Erectile function is pretty common, but perhaps not as common as TV commercials would have you believe. An estimated 30 million Americans suffer from this pernicious problem. The chances of developing it in one’s 50s is four percent. Around age 65 that number increases to 25%. But this is for long-term ED.
It is normal for most men to experience another kind, situational ED. This can occur up to 20% of the time, or in one in five encounters. Usually, it is due to a particular situation, such as drinking too much alcohol. Drug use can also interfere. For younger men, nervousness, especially with a new partner for the first time, may trigger the “fight or flight” response, and undermine erectile functioning.

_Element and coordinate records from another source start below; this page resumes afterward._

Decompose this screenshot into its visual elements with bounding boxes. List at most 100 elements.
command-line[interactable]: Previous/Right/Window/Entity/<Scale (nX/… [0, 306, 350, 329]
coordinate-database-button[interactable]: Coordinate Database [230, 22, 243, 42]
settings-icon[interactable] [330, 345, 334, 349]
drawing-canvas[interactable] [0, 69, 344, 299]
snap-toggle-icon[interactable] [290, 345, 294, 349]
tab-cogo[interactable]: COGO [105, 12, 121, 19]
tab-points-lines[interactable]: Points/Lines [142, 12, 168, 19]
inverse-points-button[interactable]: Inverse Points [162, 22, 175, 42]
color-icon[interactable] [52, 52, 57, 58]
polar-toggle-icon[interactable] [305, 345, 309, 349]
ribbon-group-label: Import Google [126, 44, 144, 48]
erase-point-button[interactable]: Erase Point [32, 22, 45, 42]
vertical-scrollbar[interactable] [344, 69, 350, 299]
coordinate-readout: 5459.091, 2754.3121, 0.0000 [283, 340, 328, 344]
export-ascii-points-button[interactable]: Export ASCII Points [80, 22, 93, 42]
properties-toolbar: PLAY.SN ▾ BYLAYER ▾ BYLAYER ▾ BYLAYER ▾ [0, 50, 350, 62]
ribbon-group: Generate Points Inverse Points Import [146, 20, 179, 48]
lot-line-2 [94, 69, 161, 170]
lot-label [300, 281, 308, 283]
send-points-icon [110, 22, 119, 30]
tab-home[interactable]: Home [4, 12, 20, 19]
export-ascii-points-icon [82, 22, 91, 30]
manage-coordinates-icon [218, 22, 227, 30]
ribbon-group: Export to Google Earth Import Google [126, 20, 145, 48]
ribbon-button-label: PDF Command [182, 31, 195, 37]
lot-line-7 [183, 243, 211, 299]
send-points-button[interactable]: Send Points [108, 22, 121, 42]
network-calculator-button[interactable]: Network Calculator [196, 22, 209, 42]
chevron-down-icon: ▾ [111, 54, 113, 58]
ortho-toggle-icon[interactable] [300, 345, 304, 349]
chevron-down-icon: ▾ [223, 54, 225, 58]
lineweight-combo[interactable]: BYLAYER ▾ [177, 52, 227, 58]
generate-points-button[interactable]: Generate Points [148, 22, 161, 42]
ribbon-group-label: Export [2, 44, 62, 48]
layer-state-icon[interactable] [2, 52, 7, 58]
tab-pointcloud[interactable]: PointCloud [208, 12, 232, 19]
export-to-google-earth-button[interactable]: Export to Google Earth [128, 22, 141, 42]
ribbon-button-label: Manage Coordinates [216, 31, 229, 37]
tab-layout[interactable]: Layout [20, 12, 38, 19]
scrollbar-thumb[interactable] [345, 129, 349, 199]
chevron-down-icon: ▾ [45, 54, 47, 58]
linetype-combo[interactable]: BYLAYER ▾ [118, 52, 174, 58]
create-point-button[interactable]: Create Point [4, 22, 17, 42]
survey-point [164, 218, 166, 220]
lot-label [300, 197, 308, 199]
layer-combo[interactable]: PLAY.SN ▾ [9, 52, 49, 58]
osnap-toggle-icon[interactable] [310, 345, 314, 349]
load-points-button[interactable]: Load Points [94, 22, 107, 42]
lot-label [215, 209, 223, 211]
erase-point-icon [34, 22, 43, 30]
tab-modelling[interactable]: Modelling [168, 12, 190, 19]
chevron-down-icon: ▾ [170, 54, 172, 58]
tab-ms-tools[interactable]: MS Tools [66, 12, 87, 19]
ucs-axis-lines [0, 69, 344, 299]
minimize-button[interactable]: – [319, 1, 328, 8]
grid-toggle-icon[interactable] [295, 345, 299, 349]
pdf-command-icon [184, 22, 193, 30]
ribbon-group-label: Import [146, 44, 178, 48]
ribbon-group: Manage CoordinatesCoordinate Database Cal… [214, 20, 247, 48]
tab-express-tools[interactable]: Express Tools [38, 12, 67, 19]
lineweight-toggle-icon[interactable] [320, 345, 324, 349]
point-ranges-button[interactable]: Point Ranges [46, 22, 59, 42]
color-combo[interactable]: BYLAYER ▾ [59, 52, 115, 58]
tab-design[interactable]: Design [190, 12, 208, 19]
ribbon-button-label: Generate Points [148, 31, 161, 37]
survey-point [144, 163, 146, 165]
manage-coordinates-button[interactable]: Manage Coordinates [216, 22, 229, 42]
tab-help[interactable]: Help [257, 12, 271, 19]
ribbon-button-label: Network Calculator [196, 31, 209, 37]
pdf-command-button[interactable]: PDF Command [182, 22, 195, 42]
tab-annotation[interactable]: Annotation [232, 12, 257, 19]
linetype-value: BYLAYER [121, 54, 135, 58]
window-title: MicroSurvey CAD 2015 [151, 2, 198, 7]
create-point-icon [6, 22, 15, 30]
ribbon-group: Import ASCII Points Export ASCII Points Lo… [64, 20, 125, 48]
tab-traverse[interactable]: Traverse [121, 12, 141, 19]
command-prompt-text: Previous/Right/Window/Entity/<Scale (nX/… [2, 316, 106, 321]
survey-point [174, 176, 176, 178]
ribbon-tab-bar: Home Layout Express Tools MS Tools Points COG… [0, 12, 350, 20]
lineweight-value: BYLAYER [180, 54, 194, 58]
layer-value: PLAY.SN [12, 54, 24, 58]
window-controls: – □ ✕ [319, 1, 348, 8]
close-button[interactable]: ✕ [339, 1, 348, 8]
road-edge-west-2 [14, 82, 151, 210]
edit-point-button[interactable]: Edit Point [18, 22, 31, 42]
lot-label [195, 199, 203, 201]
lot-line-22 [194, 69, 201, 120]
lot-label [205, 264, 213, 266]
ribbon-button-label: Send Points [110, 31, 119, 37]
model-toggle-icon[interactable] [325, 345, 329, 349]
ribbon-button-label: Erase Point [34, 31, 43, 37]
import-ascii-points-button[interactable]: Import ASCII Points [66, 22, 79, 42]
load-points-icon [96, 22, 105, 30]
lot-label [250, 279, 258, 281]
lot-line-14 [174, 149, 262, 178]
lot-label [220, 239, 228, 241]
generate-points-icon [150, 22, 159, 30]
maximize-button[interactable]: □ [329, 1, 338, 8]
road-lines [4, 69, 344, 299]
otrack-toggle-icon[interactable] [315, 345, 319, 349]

For older men, fatigue can sabotage an erection. There is something else to keep in mind too. As men age, their testosterone level gently decreases. This means a man may want sex less often. A few times per month is the norm, though desire varies greatly from one individual to the next, which is also perfectly natural.
For all men, stress, problems putting on a condom, or relationship issues may also get in the way. These situations cause what is known as short-term ED. Long-term ED however is more worrisome. This is usually a symptom of a more substantial illness such as heart disease, diabetes, cancer, and more. Heart disease is the most common cause.
Cardiologists say ED is a tripwire in the early warning system, signaling peripheral artery disease, and implying that if things don’t change, a man may be on the road to a heart attack. Generally speaking, what is good for the heart is good for one’s erection. Limit alcohol intake, avoid drugs, and if you smoke quit. Get lots of cardiovascular exercise, particularly lower body cardio. Eat a healthy diet filled with fruits and vegetables.
A recent study showed that those men with higher fruit intakes had a lower risk of ED. Some experts say that with older men, planning sexual activity around your condition can help too. For those who are experiencing ED rather frequently, see a doctor or an urologist. You will want to rule out anything serious. Moreover, if it is long-term ED, rest assured that there are lots of treatment options, and one is sure to be right for you.